Не поднимая глаз от еды, силясь замкнуться, чтобы весь его мир не заполонили благоухание и свежесть, исходящие от этой женщины, так близко наклонившейся к нему, Брил сказал:
– Все это очень кстати.
Нина отошла к мужу, опустилась наземь у его ног и, откинувшись, оперлась на его колени. Он ласково запустил пальцы в ее густые волосы, и она, вскинув глаза, блеснула ему мимолетной улыбкой. С еды, многоцветной, точно женское платье, тут дымящейся жаром, там источающей в воздух прохладу, Брил перевел взгляд на три улыбающихся, внимательных лица. Он не знал, как быть.
– Да, все это очень кстати, – повторил он, взял одно белое печенье и поднялся, озираясь по сторонам, осматривая этот нелепый прозрачный дом и все вокруг. Куда деваться?!
Пар, поднимающийся от подноса, защекотал ноздри, и у Брила потекли слюнки. Он отчаянно голоден, но…
Со вздохом он сел, положил печенье на прежнее место. Силился улыбнуться, но улыбка не получилась.
– Неужели тебе совсем ничего не нравится? – озабоченно спросила Нина.
– Не могу я здесь есть! – отвечал Брил, но тут же почувствовал в туземцах что-то такое, чего прежде не было, и прибавил:
– Благодарю. – Опять посмотрел на их невозмутимые лица. И сказал Нине: – Все это очень хорошо приготовлено, приятно посмотреть.
– Так ешь! – предложила она и улыбнулась.
Эта улыбка подействовала на Брила престранным образом. Ни их ужасающая распущенность, эта манера сидеть и лежать где попало и как попало, позволять мальчишке вмешиваться в разговор, ни бесстыдное признание, что у них есть какой-то свой варварский язык – ничто не могло вывести его из равновесия. А тут, ничуть не изменившись в лице и не уронив столь позорным образом собственного достоинства, он, однако, почувствовал, что краснеет! Он тотчас насупился и обратил эту ребяческую слабость в краску гнева. Ох, с каким наслаждением он наложит руку на самое сердце этой варварской культуры и стиснет его без пощады! Вот тогда будет покончено со всякими лицемерными любезностями! Будут знать, дикари, кого можно унизить, а кого нет!

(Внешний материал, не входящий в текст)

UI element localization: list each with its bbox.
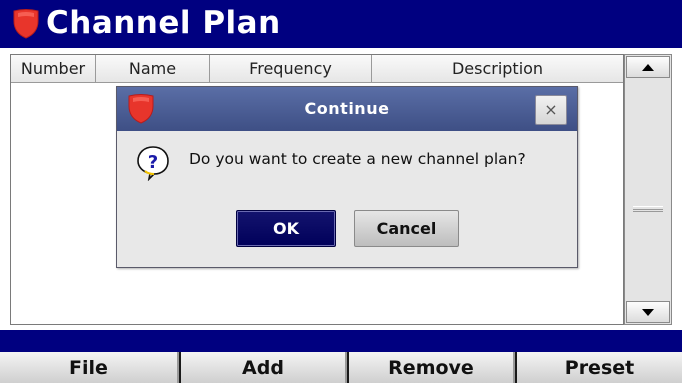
dialog-header: Continue ×: [117, 87, 577, 131]
svg-text:?: ?: [148, 152, 158, 173]
scroll-grip-icon[interactable]: [633, 206, 663, 212]
close-icon[interactable]: ×: [535, 95, 567, 125]
cancel-button[interactable]: Cancel: [354, 210, 459, 247]
softkey-file[interactable]: File: [0, 352, 179, 383]
column-header-description[interactable]: Description: [372, 55, 623, 83]
softkey-remove[interactable]: Remove: [349, 352, 515, 383]
scroll-down-button[interactable]: [626, 301, 670, 323]
continue-dialog: Continue × ? Do you want to create a new…: [116, 86, 578, 268]
scroll-up-button[interactable]: [626, 56, 670, 78]
column-header-frequency[interactable]: Frequency: [210, 55, 372, 83]
status-strip: [0, 330, 682, 352]
question-icon: ?: [137, 146, 169, 181]
page-title: Channel Plan: [46, 5, 281, 41]
channel-plan-screen: Channel Plan Number Name Frequency Descr…: [0, 0, 682, 383]
vertical-scrollbar[interactable]: [624, 54, 672, 325]
dialog-message: Do you want to create a new channel plan…: [189, 150, 526, 168]
ok-button[interactable]: OK: [236, 210, 336, 247]
column-header-name[interactable]: Name: [96, 55, 210, 83]
softkey-add[interactable]: Add: [181, 352, 347, 383]
scroll-track[interactable]: [626, 78, 670, 301]
column-header-number[interactable]: Number: [11, 55, 96, 83]
softkey-bar: File Add Remove Preset: [0, 352, 682, 383]
shield-logo-icon: [13, 9, 39, 39]
scroll-up-arrow-icon: [642, 63, 654, 71]
scroll-down-arrow-icon: [642, 308, 654, 316]
title-bar: Channel Plan: [0, 0, 682, 48]
dialog-title: Continue: [304, 99, 390, 118]
softkey-preset[interactable]: Preset: [517, 352, 682, 383]
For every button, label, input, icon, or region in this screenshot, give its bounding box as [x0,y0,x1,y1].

Но эти трое смотрели так невинно и простодушно… на открытом лице мальчика – ни тени злорадства, на мужественном лице Тэнайна – искренняя забота о госте, на лице Нины… ох, какое у нее лицо! Нет, нельзя выдать смятение. Если они нарочно хотят его смутить, он не доставит им этого удовольствия. А если это неумышленно, пусть не заподозрят, в чем он уязвим.
– Как видно, – произнес он медленно, – мы, жители планеты Кит Карсон, ценим уединение несколько более высоко, чем вы.
Все трое удивленно переглянулись, затем цветущее здоровым румянцем лицо Тэнайна прояснилось: он понял.
– Вы не едите на людях!
Брил не вздрогнул, но дрожь отвращения была в его голосе, когда он ответил коротко:
– Нет.
– О, – промолвила Нина. – Мне так жаль!
Брил счел за благо не уточнять – о чем именно она жалеет. Он сказал только:
– Неважно. Обычаи бывают разные. Я поем, когда останусь один.
– Теперь мы понимаем, – сказал Тэнайн. – Будь спокоен. Ешь.
Но они все так же сидели и смотрели на него!
– Как жаль, что ты не говоришь на другом нашем языке, – сказала Нина. – Тогда было бы так просто объяснить! – Она подалась к Брилу, протянула руки, словно хотела прямо из воздуха извлечь желанное понимание и одарить им гостя. – Пожалуйста, Брил, постарайся понять. В одном ты очень ошибаешься: мы чтим уединение едва ли не превыше всего.
– Очевидно, мы вкладываем в это слово разный смысл, – ответил он.
– Но ведь это значит – когда человек остается наедине с собой, не так ли? Когда ты что-то делаешь, думаешь, работаешь или просто ты один и никто тебе при этом не мешает?